そう言うと、少し気まずそうように見えたが、すぐにも元の元気を取り戻して食いついてくる。





「これは朝飯で出すから、ちょっと待ってろ」




こうは言ったが、もとより今朝のご飯のためだけに作ったのでは無い。この異世界料理の素晴らしさをイーストシティにいるマーチャンドに知らしめる。

すると、奴は金の匂いにつられて、作りかたを知りたがるであろうという戦法だ。






問題はこの味がこっちの世界の人たちにも通用するかだが……








太陽も東の空に輝き、早朝とは呼べなくなったころ、館に住む五人は食堂に集合していた。





「みんなおはよう、そしてリン、お疲れ様。あれだけあれば十分だ」



「……。」




相変わらず無言だったが、エルフの彼は軽くお辞儀する。





「さて、今日はみんなに食べてもらいたいものがある」





そう言うと、俺はパンにスープ、それにサラダを準備して、その隣にさっき作ったマヨネーズを添えた。

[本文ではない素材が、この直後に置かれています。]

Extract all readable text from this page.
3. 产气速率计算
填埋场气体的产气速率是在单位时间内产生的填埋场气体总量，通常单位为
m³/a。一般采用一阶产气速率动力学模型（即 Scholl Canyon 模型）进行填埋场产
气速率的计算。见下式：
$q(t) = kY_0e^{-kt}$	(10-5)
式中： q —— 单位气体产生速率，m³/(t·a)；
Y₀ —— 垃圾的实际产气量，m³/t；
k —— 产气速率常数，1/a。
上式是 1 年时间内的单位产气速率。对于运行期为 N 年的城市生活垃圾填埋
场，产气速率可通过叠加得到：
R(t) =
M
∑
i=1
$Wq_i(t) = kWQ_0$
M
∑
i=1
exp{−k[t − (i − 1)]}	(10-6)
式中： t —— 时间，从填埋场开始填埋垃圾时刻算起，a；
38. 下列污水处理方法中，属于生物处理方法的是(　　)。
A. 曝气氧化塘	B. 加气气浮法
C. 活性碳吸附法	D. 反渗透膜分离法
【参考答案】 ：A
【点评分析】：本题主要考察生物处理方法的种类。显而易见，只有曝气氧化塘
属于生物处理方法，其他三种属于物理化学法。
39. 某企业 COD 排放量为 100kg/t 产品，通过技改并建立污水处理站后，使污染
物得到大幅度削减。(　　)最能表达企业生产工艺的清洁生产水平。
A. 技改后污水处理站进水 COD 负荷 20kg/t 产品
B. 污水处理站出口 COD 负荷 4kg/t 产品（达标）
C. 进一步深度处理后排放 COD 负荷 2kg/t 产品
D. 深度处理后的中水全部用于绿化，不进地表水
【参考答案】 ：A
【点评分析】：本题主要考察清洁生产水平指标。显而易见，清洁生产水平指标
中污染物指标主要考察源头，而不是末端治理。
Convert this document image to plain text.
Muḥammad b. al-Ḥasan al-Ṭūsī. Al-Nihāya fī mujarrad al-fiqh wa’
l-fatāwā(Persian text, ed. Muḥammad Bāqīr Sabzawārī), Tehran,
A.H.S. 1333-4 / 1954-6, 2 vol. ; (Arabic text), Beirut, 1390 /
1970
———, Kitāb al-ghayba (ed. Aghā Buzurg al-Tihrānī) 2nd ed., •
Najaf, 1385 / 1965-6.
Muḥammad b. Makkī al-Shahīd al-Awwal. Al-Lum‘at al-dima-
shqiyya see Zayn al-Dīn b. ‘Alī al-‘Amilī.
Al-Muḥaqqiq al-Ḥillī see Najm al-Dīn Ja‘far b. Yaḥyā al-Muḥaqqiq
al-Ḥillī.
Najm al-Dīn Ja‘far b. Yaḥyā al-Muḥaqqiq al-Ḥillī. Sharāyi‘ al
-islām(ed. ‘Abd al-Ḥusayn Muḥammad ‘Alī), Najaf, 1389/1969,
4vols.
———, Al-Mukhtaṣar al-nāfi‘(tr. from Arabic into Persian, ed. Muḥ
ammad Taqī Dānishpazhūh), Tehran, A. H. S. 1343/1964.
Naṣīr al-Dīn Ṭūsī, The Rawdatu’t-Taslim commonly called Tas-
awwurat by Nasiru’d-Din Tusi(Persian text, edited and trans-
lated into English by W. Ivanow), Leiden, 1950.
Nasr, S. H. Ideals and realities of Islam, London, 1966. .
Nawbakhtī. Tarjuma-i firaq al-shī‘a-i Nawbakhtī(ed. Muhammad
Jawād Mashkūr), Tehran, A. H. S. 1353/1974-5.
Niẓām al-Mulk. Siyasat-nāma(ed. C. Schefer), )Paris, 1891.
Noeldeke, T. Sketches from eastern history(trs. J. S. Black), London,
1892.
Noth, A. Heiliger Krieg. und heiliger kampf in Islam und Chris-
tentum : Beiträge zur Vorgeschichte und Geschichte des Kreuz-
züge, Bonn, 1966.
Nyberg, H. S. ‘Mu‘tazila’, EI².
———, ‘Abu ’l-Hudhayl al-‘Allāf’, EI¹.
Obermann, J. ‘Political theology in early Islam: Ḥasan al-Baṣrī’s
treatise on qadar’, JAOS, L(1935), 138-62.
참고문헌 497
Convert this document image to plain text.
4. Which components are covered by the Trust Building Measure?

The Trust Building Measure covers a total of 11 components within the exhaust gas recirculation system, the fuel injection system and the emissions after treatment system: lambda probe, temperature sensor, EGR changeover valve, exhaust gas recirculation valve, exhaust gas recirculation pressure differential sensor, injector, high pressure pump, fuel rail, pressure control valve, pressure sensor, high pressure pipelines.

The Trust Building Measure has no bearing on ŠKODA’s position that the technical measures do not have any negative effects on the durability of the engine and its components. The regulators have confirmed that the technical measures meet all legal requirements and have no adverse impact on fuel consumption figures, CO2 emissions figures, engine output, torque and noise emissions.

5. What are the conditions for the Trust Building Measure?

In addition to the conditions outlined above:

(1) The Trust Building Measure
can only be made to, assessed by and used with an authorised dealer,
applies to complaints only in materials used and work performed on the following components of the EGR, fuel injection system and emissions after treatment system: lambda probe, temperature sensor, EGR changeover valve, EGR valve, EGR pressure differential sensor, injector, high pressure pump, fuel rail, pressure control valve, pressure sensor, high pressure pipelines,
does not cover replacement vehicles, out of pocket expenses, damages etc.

「主人殿、このサラダの横にある白いドロドロしたものは?」





「それが、食べて欲しいっていうマヨネーズだ。サラダにつけてもそのままでも、とにかく感想を教えてくれ」





その見た目からか、フェデルタは少し眉をひそめた。

しかし、他でもない俺の頼みからか、恐る恐るスプーンをマヨネーズに伸ばす。





イチジクは、フェデルタを実験台にする魂胆なのだろう、フェデルタの様子を横目でじっと見ていた。





こいつ、オートマタのくせに味にこだわるとは……





「……ふぅ、よし!」




フェデルタは意を決したのか、カプリッとスプーンに食いついた。





どうだ!?





俺は反応が気になって無言でフェデルタの様子を観察する……すると、それは口に入れてすぐのことだった。





「うまい!! 美味いぞ! マヨネーズ!」


「そうか、良かった……」





その言葉を合図にして、イチジクとリンが同じように口に運ぶ。



その後、三人とも気に入ったのか止まることなくサラダとマヨネーズの間をフォークが行き来していた。




ヨシミはと言うと……





「ナベ、マヨネーズ美味いぞ。おかわり」





こんな調子で颯爽と自分のマヨネーズを片付け、俺にお代わりをせがんでいた。




「別に、地球人のお前の感想は聞いてない」




まぁ、でも料理を褒められて嫌な気はしない。昼に備えて大量に作っておいたマヨネーズからスプーン数配分をよそうと、ヨシミに差し出した。






「ナベ、ちょろいな」


……こいつ、あとでお仕置きだな





そんなことを思っていると知りもしないヨシミは、満足げに食事を再開する。











それから、みんなが食事を終えたタイミングで、玄関のドアを叩く音が聞こえた。





「私が見て来ます」





そう言って、イチジクは立ち上がると部屋を出て行った。





「もう来たのか? まだ八時くらいだろ?」


「たしかに、来るには早すぎるな」





俺の言葉にフェデルタが口を上品に拭きながら同調する。





すると、すぐにイチジクが食堂に戻ってきた。





「どうやら、騎士団はあと一時間後くらいに到着するようです。今来たのはそれを知らせる騎士団の一員でした」





ん? そんなことを知らせるほど大人数で来ているのか?





まぁいい、今はその既にやってきた騎士団だ。





「それで、その騎士団員は今どこに?」



「応接室で休憩しています」





ほう……では、味わってもらおうじゃないか! イスト帝国最北の町、ペイジブルの本気を!!